En janvier dernier, le DigitalFoodlab confirmait la montée en puissance du secteur de la foodtech, alliance entre le numérique et l’alimentaire. Selon le dernier rapport de cette plate-forme d’accompagnement aux entreprises et investisseurs qui cherche à faire de la France le leader mondial du secteur, entre 2014 et 2016, le nombre de start-ups dédiées à la foodtech a été multiplié par trois. Mais mal réparties sur le territoire, elles se concentrent en Ile-de-France : plus de 60 % d’entre elles y sont d’ailleurs installées. Elles assurent 66 % des levées de fonds et 80 % des montants de levées de fonds. Focus sur l’un des secteurs d’excellence du Val-de-Marne (94), notamment par sa proximité avec le marché d’intérêt national (MIN) de Rungis et pour lequel la Chambre de commerce et d’indutrie 94 est aux petits soins avec les entrepreneurs.

« Quand j’ai ouvert mon affaire Mozza & Co en 2012, j’ai réalisé qu’au moment où mon restaurant avait besoin de denrées, les commerçants d’à côté étaient fermés ! », lâche Thibault Mérendon, 33 ans. C’est de son expérience, concrète, quotidienne de restaurateur qu’est née l’idée de ce qui allait devenir Fresh Me Up. Sa start-up, fondée il y a deux ans est une plate-forme qui met en place des partenariats locaux afin de lutter contre le gaspillage alimentaire. « On a voulu montrer qu’avoir de l’éthique peut avoir un fort impact pour l’écologie, le développement durable… mais aussi pour l’économie de son entreprise ! ».

Le principe ? Grâce à un compte créé sur Fresh Me Up, véritable plate-forme de ventes privées de produits frais, les fournisseurs (petits producteurs, commerçants de Rungis…) créent une notification lorsqu’ils sont en situation de surplus ou d’invendus : de l’autre côté de la chaîne, les Ehpad, les établissements de restauration, peuvent avoir accès à cette information, et surtout, bénéficier, « par rapport au prix catalogue, d’un rabais d’en moyenne 30 % », avance-t-il. Et « quand les stocks n’ont pas tous été achetés, on pousse les fournisseurs vers des associations », qui ont besoin de denrées. « Les notifications partent en bons, et les associations viennent les récupérer directement », explique encore Thibault Mérendon.

Une bonne idée qui a vu le jour dans un contexte particulier : celui d’une prise de conscience globale des enjeux de transparence dans la chaîne alimentaire, et l’envie de lutter, à son échelle contre le gaspillage : au lieu de partir à la poubelle, des produits encore bons connaissent une fin heureuse.

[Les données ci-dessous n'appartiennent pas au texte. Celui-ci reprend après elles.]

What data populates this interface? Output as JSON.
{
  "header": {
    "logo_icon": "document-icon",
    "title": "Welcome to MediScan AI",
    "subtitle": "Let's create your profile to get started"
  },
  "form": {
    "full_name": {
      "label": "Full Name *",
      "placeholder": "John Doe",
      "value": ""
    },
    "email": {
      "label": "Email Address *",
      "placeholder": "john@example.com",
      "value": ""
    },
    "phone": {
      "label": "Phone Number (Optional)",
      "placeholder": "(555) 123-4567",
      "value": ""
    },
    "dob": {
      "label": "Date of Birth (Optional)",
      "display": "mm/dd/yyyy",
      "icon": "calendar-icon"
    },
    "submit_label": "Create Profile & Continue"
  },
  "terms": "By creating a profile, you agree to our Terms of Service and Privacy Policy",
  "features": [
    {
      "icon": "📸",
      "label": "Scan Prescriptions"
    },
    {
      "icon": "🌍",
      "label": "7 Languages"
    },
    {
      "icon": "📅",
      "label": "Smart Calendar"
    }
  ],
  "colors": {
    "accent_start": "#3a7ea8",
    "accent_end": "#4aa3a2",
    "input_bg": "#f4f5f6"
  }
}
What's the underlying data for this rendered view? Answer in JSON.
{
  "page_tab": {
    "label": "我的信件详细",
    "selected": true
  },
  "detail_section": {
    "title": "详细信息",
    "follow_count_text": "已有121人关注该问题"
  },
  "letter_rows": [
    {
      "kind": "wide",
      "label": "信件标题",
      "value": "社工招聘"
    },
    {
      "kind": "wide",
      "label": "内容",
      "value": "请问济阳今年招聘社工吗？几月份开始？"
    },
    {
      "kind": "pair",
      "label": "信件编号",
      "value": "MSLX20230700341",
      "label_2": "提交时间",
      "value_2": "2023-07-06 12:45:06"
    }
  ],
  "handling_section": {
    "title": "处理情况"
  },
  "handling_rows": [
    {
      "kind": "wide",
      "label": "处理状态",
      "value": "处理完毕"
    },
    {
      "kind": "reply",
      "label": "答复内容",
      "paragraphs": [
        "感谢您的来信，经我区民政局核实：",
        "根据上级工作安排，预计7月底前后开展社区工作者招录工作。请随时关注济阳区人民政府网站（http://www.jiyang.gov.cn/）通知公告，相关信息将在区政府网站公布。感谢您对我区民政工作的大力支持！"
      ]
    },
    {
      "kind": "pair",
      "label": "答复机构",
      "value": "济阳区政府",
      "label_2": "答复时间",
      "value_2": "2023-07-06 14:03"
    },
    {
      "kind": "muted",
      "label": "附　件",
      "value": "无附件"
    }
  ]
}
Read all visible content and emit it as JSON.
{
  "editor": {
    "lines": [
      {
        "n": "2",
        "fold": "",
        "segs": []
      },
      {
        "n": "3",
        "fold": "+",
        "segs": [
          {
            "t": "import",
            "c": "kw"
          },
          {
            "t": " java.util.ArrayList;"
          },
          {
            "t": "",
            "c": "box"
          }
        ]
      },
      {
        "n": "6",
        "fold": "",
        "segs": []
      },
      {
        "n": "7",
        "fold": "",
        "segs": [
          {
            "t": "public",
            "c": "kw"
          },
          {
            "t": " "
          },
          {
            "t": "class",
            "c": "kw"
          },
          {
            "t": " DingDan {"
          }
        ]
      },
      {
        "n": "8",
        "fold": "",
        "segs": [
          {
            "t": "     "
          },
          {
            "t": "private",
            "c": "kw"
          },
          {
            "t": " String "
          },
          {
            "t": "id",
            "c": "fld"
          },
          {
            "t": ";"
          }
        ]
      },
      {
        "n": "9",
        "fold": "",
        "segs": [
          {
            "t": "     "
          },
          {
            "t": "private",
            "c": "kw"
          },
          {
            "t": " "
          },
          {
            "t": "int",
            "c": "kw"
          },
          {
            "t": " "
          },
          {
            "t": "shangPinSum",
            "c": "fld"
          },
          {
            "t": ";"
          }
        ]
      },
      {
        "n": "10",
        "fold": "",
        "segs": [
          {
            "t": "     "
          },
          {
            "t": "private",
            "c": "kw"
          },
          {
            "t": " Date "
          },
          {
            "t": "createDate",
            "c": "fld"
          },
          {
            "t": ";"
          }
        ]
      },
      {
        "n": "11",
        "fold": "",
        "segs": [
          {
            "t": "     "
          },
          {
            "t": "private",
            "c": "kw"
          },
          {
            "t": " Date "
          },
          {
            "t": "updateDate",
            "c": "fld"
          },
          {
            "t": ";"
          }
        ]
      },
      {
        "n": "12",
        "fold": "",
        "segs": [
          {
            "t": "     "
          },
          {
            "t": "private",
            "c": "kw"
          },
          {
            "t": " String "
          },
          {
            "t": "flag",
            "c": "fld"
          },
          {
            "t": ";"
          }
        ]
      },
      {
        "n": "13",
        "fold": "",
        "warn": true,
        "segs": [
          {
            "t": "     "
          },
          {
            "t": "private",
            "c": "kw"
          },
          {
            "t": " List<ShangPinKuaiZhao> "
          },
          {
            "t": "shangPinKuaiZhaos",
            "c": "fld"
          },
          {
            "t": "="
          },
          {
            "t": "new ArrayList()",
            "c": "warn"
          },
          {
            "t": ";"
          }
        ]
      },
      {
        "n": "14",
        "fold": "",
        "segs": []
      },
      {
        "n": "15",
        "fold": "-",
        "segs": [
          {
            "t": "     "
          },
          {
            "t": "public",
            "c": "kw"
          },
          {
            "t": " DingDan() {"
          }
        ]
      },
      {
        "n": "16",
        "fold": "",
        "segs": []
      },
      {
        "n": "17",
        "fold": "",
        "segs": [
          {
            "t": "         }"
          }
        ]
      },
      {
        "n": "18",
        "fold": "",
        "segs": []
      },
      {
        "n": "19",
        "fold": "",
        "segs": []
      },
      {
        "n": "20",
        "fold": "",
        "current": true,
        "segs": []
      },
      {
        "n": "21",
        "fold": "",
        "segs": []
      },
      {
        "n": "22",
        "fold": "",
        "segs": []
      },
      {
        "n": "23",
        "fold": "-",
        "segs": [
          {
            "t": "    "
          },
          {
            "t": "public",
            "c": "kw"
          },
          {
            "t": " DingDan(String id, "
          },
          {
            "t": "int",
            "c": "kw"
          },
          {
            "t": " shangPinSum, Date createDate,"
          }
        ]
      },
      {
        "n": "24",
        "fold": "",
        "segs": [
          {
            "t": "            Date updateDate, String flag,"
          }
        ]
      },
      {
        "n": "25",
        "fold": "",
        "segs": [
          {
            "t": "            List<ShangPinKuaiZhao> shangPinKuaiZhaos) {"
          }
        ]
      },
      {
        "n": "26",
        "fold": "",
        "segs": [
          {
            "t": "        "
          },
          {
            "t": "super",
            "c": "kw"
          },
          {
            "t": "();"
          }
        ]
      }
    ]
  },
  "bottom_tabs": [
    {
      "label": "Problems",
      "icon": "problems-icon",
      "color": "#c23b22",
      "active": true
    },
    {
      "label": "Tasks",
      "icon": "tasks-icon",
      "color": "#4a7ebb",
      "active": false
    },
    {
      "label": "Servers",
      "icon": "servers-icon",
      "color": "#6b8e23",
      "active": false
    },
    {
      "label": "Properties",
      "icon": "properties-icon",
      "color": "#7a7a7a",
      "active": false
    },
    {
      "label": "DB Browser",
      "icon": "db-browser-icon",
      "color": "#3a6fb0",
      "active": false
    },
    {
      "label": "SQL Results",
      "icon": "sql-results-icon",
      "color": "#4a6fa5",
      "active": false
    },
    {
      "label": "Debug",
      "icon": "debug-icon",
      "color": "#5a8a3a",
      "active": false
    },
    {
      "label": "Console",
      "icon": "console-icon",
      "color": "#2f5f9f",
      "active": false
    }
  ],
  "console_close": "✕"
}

Répondre aux préoccupations sociales

« La tendance est de fond, reconnaît aisément Thibault Mérendon. La loi Hollande de 2015 (sur le gaspillage alimentaire, ndla), même si elle a été retoquée par le Conseil constitutionnel, est la première loi à avoir été votée à l’unanimité ! », s’enthousiasme le trentenaire. « Aujourd’hui, le premier pacte national contre le gaspillage alimentaire est actif et signé par la grande distribution, les grands groupements de producteurs, les consommateurs, les restaurateurs ». Fresh Me Up s’engage : l’entreprise fait partie du pôle « éducatif » afin de sensibiliser les professionnels à ces thématiques.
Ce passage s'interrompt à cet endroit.